After Jackson’s third touchdown seemed to break Indiana’s back with 48 seconds to play, the Indians rallied one last time, and they drove from their own 40 to the Highlands 13 before using their final timeout with three seconds on the clock.

Zilinskas called for a pass play where quarterback Sean Thompson watched the Highlands safety for a coverage cue, and then he lofted a pass into the end zone for 6-5 Darrious Carter. Several Rams defenders lunged at the ball, and it slipped through Carter’s hands and fell to the turf as the Highlands sideline erupted in celebration.

“(Thompson) got a little bit of pressure and had to scramble,” Zilinskas said, “and from that point it’s pretty much backyard football.”

Stapleton helped get the Indians within striking distance by catching three passes from Thompson on the final drive. In the series before that, Stapleton hauled in a 14-yard touchdown pass on a fade pattern, and then added a two-point conversion on a replay of the same throw.

Indiana had to go for the two-point conversion because it played most of the game without its kicker, Ian Scott. The senior, who also plays running back and linebacker, was assessed a personal foul and ejected from the game in the first half and he will not be available to play next Friday, when Indiana visits Greensburg Salem.

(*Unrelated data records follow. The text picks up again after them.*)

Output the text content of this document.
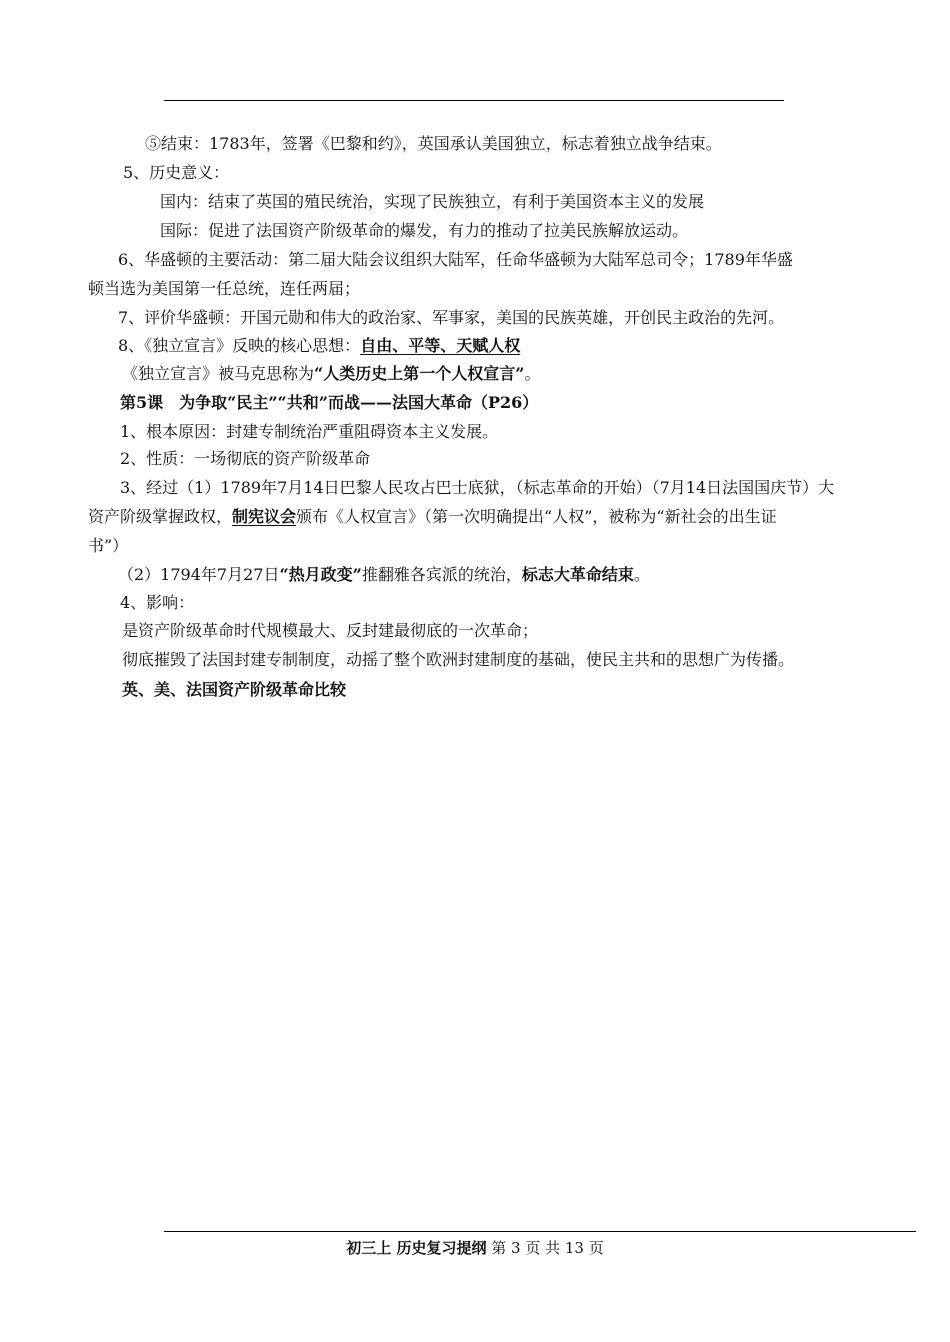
⑤结束：1783年，签署《巴黎和约》，英国承认美国独立，标志着独立战争结束。
5、历史意义：
国内：结束了英国的殖民统治，实现了民族独立，有利于美国资本主义的发展
国际：促进了法国资产阶级革命的爆发，有力的推动了拉美民族解放运动。
6、华盛顿的主要活动：第二届大陆会议组织大陆军，任命华盛顿为大陆军总司令；1789年华盛
顿当选为美国第一任总统，连任两届；
7、评价华盛顿：开国元勋和伟大的政治家、军事家，美国的民族英雄，开创民主政治的先河。
8、《独立宣言》反映的核心思想：自由、平等、天赋人权
《独立宣言》被马克思称为“人类历史上第一个人权宣言”。
第5课　为争取“民主”“共和”而战——法国大革命（P26）
1、根本原因：封建专制统治严重阻碍资本主义发展。
2、性质：一场彻底的资产阶级革命
3、经过（1）1789年7月14日巴黎人民攻占巴士底狱，（标志革命的开始）（7月14日法国国庆节）大
资产阶级掌握政权，制宪议会颁布《人权宣言》（第一次明确提出“人权”，被称为“新社会的出生证
书”）
（2）1794年7月27日“热月政变”推翻雅各宾派的统治，标志大革命结束。
4、影响：
是资产阶级革命时代规模最大、反封建最彻底的一次革命；
彻底摧毁了法国封建专制制度，动摇了整个欧洲封建制度的基础，使民主共和的思想广为传播。
英、美、法国资产阶级革命比较
初三上 历史复习提纲 第 3 页 共 13 页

“He’s an emotional guy and he made a mistake,” Zilinskas said.

Stapleton said losing Scott had a serious impact on the Indians.

“He’s a team motivator and a team captain,” Stapleton said. “There’s no one like him on the team. He brings us together as a team. It’s going to be tough to lose him, but we’ve got some guys who will step up.”

Jackson got Highlands on the board first with a 32-yard run at the 9:07 mark of the first quarter. Indiana’s offense had some momentum, but it failed on three fourth-down conversions in the first half that stalled things. It wasn’t until the third quarter, when Keldon Spicher scored on his only carry of the game, from 13 yards, to make it a 7-6 game.

Jackson’s second touchdown came with 7:51 left to play, and Stapleton knotted the score with his touchdown and conversion on fade passes that had the crowd in a homecoming tizzy,

But faced with a do-or-die situation, the Indiana defense faltered, and Jackson put the finishing touches on a nine-play, 57-yard drive with a 9-yard touchdown run that set the final score.

From there, it was up to Indiana to make a last-gasp attempt, and for a moment it seemed like it would end up being the Indians’ night after all. But as quickly as Indiana had a glimmer of hope, it was gone and the ball fell to the turf as the clock struck zero.

“It was a huge game — it was homecoming,” Stapleton said. “We wanted this one bad. We knew we had a shot to beat these guys, and we knew we were the better team tonight. But we just didn’t show it.”